Luxon, who repeatedly referenced New Zealand’s lack of control over the war’s trajectory, said the uncertainty surrounding the war’s longevity meant the Government had to prepare.
“We are preparing for the worst-case scenario.”
Christopher Luxon and Nicola Willis speak to media at a press conference regarding the Government’s response to the conflict in the Middle East and its effects on New Zealand’s fuel stocks and the wider economy. Photo / Mark Mitchell
Willis, who led the Government’s ministerial group assessing the conflict’s consequences for New Zealand, outlined a three-pronged approach which included considering “domestic prioritisation measures”.
Without speculating on what measures could be employed, Willis said she would be engaging with fuel companies to explore options and would provide an update next week when she would also expand on what would require New Zealand moving up from Level 1 in its fuel emergency level system.
New Zealand’s National Fuel Plan contained possible options, such as designated fuel retail outlets for “critical” customers, designated lanes at stations or mini-tankers on site, which was described under emergency Level 2.
Under Level 3, options include restricting opening hours for fuel retailers, setting maximum purchase limits and restricting sales in containers to limit hoarding.
The Government’s current position was any rationing or prioritisation measures were not necessary as the country had enough fuel either in storage or being shipped, totalling about seven weeks’ worth of petrol, diesel and jet fuel.
Christopher Luxon and Nicola Willis are preparing New Zealand for the “worst-case scenario” as the war in the Middle East continues. Photo / Mark Mitchell
Luxon was quick to express his belief New Zealanders had thus far been well-behaved in their fuel consumption. Willis added she had seen reports of increased public transport usage, carpooling and employers letting employees work from home.
The pair reinforced the Government’s limited power to control the price of fuel and any financial support would be directed to people who were most in need, Willis identifying people who had to drive to work.
While Cabinet was yet to decide on the level of support and how it would be administered, Willis said she had directed Inland Revenue and the Treasury to provide options. She confirmed she was aiming to assist families “directly” through measures in the “tax and transfer system”.

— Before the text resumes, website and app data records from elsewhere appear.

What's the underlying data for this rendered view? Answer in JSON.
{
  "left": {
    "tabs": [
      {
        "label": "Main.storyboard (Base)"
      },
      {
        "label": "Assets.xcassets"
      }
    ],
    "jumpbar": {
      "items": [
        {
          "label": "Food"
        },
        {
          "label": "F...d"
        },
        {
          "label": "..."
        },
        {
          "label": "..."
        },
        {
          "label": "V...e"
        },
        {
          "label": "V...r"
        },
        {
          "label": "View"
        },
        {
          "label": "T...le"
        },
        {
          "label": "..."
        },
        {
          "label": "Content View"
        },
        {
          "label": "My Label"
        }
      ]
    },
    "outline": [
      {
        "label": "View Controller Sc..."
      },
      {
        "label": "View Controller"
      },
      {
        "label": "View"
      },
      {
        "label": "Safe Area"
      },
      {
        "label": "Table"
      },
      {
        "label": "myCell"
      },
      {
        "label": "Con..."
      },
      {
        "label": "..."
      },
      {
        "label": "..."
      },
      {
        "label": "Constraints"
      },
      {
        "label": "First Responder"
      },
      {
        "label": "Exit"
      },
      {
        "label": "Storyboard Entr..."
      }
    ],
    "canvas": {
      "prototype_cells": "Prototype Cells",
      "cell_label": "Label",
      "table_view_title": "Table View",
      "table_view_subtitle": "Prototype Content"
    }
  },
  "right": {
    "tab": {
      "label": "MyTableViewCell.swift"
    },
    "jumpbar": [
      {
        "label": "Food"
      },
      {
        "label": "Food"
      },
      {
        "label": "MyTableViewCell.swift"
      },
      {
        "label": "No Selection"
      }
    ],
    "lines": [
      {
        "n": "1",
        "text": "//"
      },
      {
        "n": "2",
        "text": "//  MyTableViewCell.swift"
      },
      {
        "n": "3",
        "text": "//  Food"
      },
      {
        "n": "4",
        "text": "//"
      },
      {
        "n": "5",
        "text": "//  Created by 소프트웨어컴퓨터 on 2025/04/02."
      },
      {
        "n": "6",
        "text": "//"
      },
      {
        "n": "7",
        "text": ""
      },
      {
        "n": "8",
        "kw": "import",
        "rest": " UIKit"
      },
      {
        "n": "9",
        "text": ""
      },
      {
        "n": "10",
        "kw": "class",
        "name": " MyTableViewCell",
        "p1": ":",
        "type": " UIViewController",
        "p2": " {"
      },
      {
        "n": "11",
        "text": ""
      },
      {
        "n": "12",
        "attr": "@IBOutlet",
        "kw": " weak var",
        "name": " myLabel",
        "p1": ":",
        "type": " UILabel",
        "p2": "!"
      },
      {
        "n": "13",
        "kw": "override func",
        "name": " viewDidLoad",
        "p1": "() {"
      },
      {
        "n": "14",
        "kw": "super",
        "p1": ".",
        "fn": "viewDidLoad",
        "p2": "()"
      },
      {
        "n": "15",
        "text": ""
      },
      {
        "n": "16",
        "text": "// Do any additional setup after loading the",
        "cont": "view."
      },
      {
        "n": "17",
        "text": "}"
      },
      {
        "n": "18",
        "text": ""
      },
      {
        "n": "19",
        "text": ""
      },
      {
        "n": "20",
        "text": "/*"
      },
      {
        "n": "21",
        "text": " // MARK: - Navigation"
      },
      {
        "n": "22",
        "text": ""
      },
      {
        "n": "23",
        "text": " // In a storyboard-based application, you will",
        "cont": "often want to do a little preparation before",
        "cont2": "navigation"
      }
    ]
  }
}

She was cautious when asked whether support would extend beyond low-income households, saying it would be “irresponsible” to provide support too widely, fearing it would create a “vicious spiral” of inflation and price surges.
On Monday, Willis said she had sought advice on how high fuel prices could go.
Today, she accepted there were “a lot of predictions” and summarised her advice as “how long is a piece of string”, noting price increases would depend on the continued closure of the Strait, how difficult access to crude oil became and the extent of damage to exploration fields.
Little, in his speech, offered a “rule of thumb” for thinking about how fuel prices affect prices.
“A rule of thumb is that every US$10 increase per barrel of oil roughly translates to 10 cents a litre extra for New Zealanders at the petrol pump. Therefore, prices at around US$100 a barrel mean a 40 cents a litre increase in New Zealand,” he said.
Despite the uncertainty, Willis remained confident New Zealand’s economy would continue to grow this year but said the extent of that growth was becoming harder to predict.
As of March 15, New Zealand’s combined petrol, diesel and jet fuel stocks equated to about 49 days of cover nationwide, including fuel being held in storage and fuel on ships bound for New Zealand.
That is slightly below the levels held on March 8, when New Zealand had a combined 52 days of cover.
Earlier this week, Willis urged people not to panic-buy fuel.
“There are about 50 days of petrol and diesel in the country, or on the way here, which is normal,” she said, noting that petrol stations that had run dry had done so because they were offering heavily discounted promotions.